What the Changes Include
OSHA recordkeeping regulations outline the requirements for certain employers to keep records of workplace illnesses and injuries (on OSHA Forms 300, 301, and 300A). The latest recordkeeping rule amends these regulations to add a requirement that certain OSHA-recordable information (stripped of its most confidential data) must be electronically submitted on an annual basis to OSHA. This information will be used for publication on OSHA’s website.
The changes also involve new requirements aimed at encouraging employee reporting of incidents and discouraging employer retaliation for such reporting. Employers now must inform employees of two things:
- that they have a right to report work-related injuries and illness, and
- that employers are prohibited from retaliating against them for such reports.
The final rule requires that any injury-reporting procedure be “reasonable” and not “deter or discourage” employees from reporting.
The annual electronic submission of records applies to employers with 250 or more employees “at any time during the previous calendar year.” Annual electronic submission is also required for employers with between 20 and 249 employees working in certain high-risk industries. Details on the exact methods of electronic submission are forthcoming, and affected employers should watch for that information in the coming months.
What To Do Now
This rule imposes some significant requirements on covered employers, with a short turnaround time for the earliest implementation. Therefore, covered employers should immediately begin assessing the following:
- Establish a “reasonable procedure” for reporting workplace injuries or illnesses “promptly and accurately.” The policy must not “deter or discourage” an employee from such reporting. If you already have a policy in place, review it to assure compliance with these new requirements. This will become effective August 10, 2016.
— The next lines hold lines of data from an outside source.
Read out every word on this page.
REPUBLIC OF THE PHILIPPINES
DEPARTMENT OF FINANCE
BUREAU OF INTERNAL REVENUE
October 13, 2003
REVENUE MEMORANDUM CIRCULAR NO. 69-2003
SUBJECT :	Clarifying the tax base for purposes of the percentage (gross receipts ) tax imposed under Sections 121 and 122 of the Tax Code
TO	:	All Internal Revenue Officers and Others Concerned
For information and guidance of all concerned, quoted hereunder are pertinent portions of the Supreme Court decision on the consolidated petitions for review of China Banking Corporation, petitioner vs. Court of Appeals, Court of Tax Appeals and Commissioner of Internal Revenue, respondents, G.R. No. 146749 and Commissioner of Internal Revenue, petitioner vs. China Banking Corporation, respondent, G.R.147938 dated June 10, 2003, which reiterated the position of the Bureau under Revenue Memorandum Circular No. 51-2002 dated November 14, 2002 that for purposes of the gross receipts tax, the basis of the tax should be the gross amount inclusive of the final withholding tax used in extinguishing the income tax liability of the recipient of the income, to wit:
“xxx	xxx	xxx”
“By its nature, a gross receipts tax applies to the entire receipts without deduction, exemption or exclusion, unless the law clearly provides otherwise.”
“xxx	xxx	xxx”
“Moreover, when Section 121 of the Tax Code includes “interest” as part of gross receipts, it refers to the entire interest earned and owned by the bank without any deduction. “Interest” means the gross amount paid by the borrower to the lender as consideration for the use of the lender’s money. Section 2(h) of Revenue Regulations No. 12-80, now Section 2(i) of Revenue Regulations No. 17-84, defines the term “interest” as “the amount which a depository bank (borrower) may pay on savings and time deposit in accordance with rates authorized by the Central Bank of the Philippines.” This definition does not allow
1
- Assure that you have notified employees of these policies and of their rights. Review handbooks, new hire orientation and workplace posters to assure proper notification. If revisions are required, any changes should be distributed to existing employees as well as future new hires. This will become effective August 10, 2016.
- Vet existing safety incentive programs to assure they do not unwittingly deter or discourage employees from reporting workplace-related injury or illness. This will become effective August 10, 2016.
- Note the due date for annual reporting on their calendar, and keep an eye out for instructions on how to electronically submit information. This will become effective January 1, 2017, with the earliest deadline for reporting information on July 1, 2017.